Last year, the commission pursued negotiations with a private developer to finance the restoration of the three buildings on the 21.6-acre Warm Mineral Springs site, and included plans to develop 61.4 surrounding acres in exchange for preservation efforts. The plan included a potential resort with 250 rooms, a full-service spa and event space, and a wellness center to facilitate a holistic wellness program that would include classes and treatments in a variety of holistic approaches. The proposal also said the developer, WMSDG, would “fund, without debt or outside investment, the entire cost of the project over and above the $9,345,471 million allocated by the City for improvements to the Springs.”  The development would also include a restaurant and a Native American museum. 

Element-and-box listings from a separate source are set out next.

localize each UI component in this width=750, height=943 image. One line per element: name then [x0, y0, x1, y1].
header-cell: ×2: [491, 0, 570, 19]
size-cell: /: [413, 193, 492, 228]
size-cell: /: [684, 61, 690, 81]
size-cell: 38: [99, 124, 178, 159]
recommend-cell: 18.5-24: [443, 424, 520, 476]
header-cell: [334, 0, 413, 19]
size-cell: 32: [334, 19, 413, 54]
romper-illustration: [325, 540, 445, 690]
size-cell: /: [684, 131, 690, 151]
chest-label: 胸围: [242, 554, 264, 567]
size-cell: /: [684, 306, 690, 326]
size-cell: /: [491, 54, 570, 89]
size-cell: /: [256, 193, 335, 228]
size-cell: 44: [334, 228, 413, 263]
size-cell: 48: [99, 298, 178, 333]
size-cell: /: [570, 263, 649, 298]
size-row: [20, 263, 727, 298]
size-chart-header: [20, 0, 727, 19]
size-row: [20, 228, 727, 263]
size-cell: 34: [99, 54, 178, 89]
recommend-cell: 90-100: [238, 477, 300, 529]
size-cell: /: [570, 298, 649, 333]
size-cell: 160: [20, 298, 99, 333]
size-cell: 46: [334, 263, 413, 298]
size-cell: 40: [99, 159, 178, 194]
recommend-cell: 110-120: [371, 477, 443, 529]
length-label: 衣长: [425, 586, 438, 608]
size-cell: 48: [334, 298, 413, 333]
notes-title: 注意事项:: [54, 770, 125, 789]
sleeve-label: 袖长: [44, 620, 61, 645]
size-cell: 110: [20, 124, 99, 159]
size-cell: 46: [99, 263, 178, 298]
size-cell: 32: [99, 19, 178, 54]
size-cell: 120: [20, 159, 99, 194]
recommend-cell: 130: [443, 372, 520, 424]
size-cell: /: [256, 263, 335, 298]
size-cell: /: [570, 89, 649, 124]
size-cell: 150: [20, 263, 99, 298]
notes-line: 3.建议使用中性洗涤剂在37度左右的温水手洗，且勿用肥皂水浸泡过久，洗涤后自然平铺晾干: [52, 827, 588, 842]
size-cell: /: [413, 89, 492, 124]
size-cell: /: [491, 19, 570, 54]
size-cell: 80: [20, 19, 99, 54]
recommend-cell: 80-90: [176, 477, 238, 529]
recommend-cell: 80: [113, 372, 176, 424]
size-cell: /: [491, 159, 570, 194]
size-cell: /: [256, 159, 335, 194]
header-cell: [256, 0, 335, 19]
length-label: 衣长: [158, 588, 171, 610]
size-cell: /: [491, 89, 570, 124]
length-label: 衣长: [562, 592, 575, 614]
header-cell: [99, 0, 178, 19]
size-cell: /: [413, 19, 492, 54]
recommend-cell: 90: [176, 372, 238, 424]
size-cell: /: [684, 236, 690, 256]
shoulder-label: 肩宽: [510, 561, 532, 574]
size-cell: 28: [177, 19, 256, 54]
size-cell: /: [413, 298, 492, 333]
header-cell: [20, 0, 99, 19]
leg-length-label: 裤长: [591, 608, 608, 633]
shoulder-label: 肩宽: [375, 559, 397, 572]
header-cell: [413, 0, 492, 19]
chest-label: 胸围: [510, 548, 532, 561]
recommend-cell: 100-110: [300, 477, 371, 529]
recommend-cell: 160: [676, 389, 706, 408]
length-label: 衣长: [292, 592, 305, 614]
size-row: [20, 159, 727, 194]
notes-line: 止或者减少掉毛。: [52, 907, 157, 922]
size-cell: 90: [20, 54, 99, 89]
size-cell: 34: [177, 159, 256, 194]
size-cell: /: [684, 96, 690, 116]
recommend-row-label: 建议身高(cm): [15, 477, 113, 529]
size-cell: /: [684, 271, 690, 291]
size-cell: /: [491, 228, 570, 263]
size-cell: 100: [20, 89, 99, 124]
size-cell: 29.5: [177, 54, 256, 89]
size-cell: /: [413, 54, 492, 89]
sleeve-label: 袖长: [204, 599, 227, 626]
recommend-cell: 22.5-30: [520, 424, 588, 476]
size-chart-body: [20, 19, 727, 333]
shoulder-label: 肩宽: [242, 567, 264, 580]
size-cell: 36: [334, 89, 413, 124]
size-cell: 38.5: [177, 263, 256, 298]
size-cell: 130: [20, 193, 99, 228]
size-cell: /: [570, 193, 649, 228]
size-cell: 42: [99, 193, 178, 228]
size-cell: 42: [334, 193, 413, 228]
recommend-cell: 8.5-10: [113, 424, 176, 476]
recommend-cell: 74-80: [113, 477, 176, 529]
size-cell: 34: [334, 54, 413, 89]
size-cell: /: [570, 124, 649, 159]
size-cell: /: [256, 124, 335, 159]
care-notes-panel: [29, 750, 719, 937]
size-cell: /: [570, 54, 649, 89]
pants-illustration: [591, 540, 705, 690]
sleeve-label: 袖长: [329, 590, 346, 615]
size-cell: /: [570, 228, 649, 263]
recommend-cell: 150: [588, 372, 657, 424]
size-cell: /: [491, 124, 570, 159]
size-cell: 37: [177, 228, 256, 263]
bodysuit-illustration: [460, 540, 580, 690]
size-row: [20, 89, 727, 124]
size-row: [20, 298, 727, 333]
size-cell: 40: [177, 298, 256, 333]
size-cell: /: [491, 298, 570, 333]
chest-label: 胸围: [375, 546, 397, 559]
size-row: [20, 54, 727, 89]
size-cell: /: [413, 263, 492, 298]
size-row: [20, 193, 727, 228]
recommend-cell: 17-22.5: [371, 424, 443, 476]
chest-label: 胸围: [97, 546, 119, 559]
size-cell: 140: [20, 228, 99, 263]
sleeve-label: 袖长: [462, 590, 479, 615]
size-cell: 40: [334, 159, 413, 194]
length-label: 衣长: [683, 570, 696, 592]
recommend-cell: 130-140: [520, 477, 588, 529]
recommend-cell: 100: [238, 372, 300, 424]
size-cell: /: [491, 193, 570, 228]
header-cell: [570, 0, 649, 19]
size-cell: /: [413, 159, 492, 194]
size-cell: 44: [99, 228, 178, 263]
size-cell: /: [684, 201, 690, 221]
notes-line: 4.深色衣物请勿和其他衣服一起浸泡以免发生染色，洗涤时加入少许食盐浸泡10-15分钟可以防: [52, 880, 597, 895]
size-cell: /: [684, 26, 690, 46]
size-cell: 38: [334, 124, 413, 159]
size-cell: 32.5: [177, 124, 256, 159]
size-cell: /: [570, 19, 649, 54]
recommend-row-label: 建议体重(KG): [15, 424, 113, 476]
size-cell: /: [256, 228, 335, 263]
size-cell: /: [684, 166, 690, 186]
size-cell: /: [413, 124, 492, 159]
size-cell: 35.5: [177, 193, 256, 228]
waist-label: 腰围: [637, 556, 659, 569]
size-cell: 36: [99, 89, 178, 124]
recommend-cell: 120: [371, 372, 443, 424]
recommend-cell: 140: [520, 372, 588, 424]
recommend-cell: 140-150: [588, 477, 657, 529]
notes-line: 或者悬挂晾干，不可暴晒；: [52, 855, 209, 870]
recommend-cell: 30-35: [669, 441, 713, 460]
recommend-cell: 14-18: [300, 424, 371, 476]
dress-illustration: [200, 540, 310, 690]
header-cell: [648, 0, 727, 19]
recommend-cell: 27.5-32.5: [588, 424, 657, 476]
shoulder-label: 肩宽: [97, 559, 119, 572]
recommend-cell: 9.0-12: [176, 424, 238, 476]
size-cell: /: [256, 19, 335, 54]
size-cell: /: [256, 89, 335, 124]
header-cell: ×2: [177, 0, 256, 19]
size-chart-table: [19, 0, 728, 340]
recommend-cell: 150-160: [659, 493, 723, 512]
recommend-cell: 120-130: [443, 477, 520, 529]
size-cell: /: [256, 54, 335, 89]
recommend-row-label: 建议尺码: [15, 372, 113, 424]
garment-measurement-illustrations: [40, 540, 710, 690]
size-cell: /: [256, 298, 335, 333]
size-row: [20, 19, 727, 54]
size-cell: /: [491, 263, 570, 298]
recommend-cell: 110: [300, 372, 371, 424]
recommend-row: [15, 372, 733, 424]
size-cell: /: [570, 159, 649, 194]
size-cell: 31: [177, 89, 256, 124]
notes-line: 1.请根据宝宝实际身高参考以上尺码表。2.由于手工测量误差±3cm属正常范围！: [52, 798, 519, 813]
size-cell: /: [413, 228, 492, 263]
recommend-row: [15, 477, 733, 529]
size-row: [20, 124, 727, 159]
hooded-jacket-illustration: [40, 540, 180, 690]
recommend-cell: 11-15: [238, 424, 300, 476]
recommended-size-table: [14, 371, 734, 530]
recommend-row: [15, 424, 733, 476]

Following due diligence, the developers revised their proposal to no longer take on the operation of the springs, citing rising costs for insurance and staffing. Both parties came to the mutual decision that operations of the park should remain with the Parks & Recreation Department.

Warm Mineral Springs Park
Warm Mineral Springs Park

Warm Mineral Springs is the City of North Port’s only historic landmark. Its origins date back to pre-historic times. In 1959, the same year North Port was incorporated, the three buildings there were designed for the Florida Quadricentennial Celebration. The springs thrived as a tourist destination and put North Port on the map. 

Other ideas the commissioners raised at the meeting included a future vote on a referendum to earmark taxes toward the project. "The Alliance's [SAHP] plan isn't bad but involves a significant investment," said City of North Port vice mayor Phil Stokes. "We could do a bond referendum in early 2025. The springs has the ability to service debt. The springs could profit and pay for it over 30 years."